A radical American-Yemeni Islamic cleric suspected of ties to al-Qaeda has said the Nigerian accused in the failed Christmas airliner attack was his student but that he didn't tell him to carry out the operation, Al-Jazeera television reported.
"Brother mujahed Umar Farouk — may God relieve him — is one of my students, yes," Anwar al-Awlaki said in the interview, which Al-Jazeera reported on its website Tuesday.
"We had kept in contact, but I didn't issue a fatwa to Umar Farouk for this operation," al-Awlaki was quoted as saying.
Al-Awlaki, who is believed to be hiding in the remote mountains of Yemen, spoke in an interview with a Yemeni journalist who reported it to the Al-Jazeera website.
Yemeni officials have said they believe al-Awlaki met in Yemen with Umar Farouk Abdulmutallab, the 23-year-old Nigerian accused in the failed Christmas bombing.
Al-Awlaki said he supported the Christmas attack, but it would have been better if the target was a U.S. military target or plane.
"I support what Umar Farouk did after seeing my brothers in Palestine, Iraq, Afghanistan being killed," he was quoted as saying. "If it was a military plane or a U.S. military target it would have been better ... [but] the American people have participated in all the crimes of their government."
Contacts with U.S. army major
"Some 300 Americans are nothing compared to thousands Muslims they have killed," he said.
Al-Awlaki is believed by U.S. officials to be working with al-Qaeda's offshoot in Yemen, which has claimed responsibility for planning the attempt to bomb the American passenger jet.
He is also is known to have had contacts with the U.S. army major accused in the Nov. 5 shooting rampage at the Fort Hood military base.
It was not clear when the interview took place or whether it took place in person.
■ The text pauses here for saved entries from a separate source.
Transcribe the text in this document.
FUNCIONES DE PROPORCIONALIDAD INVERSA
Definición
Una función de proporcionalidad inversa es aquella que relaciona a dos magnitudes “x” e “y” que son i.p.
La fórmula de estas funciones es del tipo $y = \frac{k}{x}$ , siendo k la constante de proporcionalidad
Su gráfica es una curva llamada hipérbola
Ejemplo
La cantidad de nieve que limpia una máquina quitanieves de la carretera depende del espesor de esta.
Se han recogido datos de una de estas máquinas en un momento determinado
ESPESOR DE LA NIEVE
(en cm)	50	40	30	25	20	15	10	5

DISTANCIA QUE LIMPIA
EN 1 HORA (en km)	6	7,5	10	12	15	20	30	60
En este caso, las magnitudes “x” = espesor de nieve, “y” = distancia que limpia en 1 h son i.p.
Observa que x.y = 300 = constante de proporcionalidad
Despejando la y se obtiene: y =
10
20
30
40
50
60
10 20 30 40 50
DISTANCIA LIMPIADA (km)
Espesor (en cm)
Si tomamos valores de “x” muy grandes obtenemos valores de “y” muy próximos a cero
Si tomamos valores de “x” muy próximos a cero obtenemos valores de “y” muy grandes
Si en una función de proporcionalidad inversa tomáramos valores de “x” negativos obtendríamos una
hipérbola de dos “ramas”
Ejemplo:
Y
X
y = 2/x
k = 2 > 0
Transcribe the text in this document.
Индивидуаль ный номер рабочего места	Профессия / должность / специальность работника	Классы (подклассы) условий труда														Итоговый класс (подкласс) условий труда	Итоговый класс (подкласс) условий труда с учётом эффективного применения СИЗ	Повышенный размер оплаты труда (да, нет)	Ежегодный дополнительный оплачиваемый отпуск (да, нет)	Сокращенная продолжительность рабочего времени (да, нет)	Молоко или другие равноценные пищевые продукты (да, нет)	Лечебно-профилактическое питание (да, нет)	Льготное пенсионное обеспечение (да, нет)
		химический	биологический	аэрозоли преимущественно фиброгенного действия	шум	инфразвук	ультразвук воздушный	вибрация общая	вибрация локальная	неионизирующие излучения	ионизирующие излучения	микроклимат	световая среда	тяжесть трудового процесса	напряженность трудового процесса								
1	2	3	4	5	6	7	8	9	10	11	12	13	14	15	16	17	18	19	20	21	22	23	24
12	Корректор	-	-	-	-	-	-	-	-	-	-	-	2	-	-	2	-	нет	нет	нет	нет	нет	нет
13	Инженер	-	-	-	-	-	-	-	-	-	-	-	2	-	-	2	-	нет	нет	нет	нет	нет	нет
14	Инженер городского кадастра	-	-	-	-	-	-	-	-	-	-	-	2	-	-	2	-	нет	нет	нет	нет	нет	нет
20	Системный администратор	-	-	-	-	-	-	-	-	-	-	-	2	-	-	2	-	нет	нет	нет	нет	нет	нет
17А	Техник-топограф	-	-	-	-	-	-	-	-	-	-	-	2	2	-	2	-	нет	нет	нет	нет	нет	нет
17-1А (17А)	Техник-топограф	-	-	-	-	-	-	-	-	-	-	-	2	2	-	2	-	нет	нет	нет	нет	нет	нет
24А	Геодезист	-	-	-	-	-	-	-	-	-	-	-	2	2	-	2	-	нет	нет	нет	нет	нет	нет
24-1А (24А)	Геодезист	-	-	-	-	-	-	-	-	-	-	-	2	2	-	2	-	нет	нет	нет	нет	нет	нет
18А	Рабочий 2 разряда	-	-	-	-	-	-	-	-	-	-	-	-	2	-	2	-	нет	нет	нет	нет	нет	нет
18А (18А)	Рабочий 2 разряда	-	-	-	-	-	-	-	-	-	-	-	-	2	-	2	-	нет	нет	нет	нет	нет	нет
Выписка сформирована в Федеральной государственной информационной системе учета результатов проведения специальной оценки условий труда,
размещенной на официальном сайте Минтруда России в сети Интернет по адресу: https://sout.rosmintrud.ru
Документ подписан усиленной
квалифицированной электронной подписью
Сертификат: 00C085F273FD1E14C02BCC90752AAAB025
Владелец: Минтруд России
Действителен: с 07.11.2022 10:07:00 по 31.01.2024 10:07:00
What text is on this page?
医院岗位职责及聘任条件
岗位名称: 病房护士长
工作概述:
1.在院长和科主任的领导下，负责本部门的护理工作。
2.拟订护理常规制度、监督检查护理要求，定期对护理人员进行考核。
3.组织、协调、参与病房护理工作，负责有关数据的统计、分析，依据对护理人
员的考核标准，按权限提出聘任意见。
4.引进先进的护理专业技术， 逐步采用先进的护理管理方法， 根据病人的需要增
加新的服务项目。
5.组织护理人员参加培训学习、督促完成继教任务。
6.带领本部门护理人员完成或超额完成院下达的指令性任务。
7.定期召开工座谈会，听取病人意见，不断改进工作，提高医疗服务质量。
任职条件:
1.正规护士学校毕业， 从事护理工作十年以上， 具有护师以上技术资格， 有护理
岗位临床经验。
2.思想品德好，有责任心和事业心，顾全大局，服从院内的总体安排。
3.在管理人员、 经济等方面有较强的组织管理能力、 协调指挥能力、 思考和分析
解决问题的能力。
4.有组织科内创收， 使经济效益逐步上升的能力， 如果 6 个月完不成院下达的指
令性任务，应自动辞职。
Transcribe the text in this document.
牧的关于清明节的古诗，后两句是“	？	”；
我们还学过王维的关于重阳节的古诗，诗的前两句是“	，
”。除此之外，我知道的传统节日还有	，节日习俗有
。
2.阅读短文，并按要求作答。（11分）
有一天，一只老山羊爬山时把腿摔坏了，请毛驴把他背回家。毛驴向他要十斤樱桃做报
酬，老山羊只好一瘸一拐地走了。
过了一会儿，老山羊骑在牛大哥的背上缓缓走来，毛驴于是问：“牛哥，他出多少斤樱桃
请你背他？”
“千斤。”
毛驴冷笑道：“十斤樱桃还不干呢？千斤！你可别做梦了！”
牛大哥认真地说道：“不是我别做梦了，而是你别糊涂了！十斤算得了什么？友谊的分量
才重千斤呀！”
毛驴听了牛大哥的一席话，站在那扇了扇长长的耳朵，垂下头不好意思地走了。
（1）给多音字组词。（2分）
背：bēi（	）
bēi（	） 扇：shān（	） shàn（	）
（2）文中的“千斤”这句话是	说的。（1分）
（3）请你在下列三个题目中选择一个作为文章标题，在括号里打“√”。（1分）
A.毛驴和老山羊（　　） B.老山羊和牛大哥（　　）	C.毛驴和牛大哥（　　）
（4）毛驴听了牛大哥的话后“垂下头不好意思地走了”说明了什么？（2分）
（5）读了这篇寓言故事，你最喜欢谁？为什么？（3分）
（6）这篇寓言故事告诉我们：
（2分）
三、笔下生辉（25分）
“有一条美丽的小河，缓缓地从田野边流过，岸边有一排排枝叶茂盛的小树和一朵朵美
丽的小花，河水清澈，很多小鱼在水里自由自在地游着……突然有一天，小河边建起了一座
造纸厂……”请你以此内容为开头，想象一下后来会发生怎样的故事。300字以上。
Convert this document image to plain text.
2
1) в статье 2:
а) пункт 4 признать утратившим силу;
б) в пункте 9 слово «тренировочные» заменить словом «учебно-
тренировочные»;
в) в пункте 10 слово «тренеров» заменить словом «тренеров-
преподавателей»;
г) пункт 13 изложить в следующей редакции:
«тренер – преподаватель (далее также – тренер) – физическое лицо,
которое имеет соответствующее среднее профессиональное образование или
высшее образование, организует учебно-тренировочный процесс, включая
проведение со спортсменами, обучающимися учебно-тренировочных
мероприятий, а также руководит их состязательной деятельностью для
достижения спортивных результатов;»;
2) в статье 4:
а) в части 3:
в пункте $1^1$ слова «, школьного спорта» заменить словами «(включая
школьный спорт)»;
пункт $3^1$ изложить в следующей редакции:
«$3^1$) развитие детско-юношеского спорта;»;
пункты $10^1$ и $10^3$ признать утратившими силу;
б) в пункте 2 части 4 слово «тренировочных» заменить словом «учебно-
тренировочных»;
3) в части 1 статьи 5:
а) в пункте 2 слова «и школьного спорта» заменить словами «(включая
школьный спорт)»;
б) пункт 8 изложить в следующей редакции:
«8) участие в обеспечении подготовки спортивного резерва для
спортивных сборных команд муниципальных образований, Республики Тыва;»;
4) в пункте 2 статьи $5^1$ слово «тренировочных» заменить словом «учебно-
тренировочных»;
The journalist, one of the few said to have direct contacts with al-Awlaki, previously interviewed the cleric after the Fort Hood shooting.
Al-Awlaki, who was born in New Mexico to Yemeni parents and who once preached in mosques in California and northern Virginia, moved to his ancestral hometown in Yemen in 2004.
He exchanged up to 20 emails with the alleged shooter in the Fort Hood attack, U.S. Maj. Nidal Malik Hasan, months before it.
Hasan initiated the contacts, seeking religious advice.